Saat melakukan pemeriksaan colok dubur atau rectal toucher,
ingatkan pasien bahwa kita akan memeriksa anus pasien dengan cara
memasukan jari ke dalam lubang anus. Hal ini penting aga apasien merasa
relaks. Pertama lihat dan buka pantat pasien untuk mendapatkan visualisasi
yang baik terhadap anoderm, ini meliputi bagian distal anal kanal. Fisura
pada anal dan pruritus ani mudah dilihat tanpa pemeriksaan bagian dalam.
Lalu perhatikan adanya skin tag dan thrombus, kemudian tentukan jumlah
dan lokasinya. Kemudian lakukan rectal toucher, nilai tonus sfingter ani
rasakan jika terdapat nyeri, adanya massa, abses, mucoid discharge, dan.
pastikan untuk memeriksa prostat pada semua pasien laki-laki. Hemoroid
internal biasanya tidak teraba karena merupakan struktur vaskular yang
lembut (Cintron & Heran, 2007; Thornton, 2010).
Anoskopi dilakukan untuk melihat hemoroid interna. Prolaps bisa
dilihat ketika pasien disuruh mengejan. Bantalan hemoroidal dapat dilihat
dengan anoskop di posisi lateral kiri, kanan depan, dan kanan belakang.

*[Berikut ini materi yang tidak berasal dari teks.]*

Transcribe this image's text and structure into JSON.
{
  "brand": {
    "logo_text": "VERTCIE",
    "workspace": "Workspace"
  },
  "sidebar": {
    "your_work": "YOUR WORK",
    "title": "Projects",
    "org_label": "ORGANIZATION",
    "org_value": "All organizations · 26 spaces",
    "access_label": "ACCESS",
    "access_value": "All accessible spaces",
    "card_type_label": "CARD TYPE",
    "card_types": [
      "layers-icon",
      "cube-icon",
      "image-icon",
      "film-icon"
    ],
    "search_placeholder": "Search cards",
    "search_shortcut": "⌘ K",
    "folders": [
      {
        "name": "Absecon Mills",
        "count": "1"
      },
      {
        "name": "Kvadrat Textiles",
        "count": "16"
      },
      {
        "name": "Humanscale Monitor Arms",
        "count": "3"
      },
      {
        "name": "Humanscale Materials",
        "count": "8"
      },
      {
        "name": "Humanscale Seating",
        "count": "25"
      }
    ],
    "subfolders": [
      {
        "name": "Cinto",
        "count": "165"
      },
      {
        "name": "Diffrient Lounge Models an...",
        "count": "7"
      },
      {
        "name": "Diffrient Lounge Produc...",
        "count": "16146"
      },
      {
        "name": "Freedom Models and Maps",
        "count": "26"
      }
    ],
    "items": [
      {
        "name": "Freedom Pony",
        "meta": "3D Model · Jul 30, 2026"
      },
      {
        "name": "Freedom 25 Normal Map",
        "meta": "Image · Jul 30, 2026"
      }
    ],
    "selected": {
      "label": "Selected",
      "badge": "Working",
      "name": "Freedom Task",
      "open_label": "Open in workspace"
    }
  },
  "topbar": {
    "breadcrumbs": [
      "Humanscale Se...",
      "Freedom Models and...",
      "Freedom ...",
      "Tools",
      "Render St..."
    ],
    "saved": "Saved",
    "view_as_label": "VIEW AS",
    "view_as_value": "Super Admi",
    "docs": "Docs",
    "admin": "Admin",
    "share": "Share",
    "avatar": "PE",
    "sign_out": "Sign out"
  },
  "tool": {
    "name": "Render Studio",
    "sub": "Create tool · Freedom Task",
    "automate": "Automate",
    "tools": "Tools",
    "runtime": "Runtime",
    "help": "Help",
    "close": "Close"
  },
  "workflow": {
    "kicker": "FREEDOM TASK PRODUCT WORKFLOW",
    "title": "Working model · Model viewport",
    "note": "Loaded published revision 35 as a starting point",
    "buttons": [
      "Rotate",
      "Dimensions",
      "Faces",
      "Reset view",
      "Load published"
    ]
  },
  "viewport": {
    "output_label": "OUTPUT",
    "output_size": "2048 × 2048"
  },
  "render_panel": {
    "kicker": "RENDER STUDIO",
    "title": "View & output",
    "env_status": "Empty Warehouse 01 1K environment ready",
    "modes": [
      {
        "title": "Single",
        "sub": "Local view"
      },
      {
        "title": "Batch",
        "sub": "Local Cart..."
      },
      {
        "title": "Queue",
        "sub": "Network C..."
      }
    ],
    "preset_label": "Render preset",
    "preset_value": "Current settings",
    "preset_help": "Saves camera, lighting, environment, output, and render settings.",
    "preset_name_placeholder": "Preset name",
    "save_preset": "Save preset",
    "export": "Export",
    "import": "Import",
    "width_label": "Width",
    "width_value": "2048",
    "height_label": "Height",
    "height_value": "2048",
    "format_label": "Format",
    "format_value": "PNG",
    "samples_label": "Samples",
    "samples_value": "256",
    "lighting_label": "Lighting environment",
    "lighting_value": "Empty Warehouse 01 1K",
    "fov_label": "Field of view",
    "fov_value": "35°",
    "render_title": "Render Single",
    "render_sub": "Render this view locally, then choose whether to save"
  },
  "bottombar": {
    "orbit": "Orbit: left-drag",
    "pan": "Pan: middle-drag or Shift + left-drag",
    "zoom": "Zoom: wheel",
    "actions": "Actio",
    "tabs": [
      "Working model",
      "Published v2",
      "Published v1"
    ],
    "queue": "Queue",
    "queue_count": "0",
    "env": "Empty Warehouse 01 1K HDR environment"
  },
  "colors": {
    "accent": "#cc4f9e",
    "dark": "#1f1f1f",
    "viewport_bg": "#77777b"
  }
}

Ukuran hemoroid, keparahan inflamasi, dan perdarahannya harus dinilai
(Thornton, 2010). Proktoskopi atau flexible sigmidoscopy dilakukan pada
semua kasus untuk melihat rectum dan kolon bagian bawah untuk
mengeksklusi adanya karsinoma, adenoma, dan inflammatory bowel
disease. Keadaan yang disebutkan terakhir memiliki gejala yang mirip
dengan penyakit hemoroid (Nivatvongs, 2007).
3. Pemeriksaan Penunjang
Pemeriksaan penunjang yang dapat dilakukan pada hemoroid antara lain
(Caroline, 2011):
a. Pemeriksaan rontgen barium enema untuk memastikan adanya
kelainan di kolon.
b. Enteroskopi untuk menyingkirkan apakah ada tumor atau colitis di
usus halus.
4. Gold Standard Diagnosis (Kriteria Diagnosis)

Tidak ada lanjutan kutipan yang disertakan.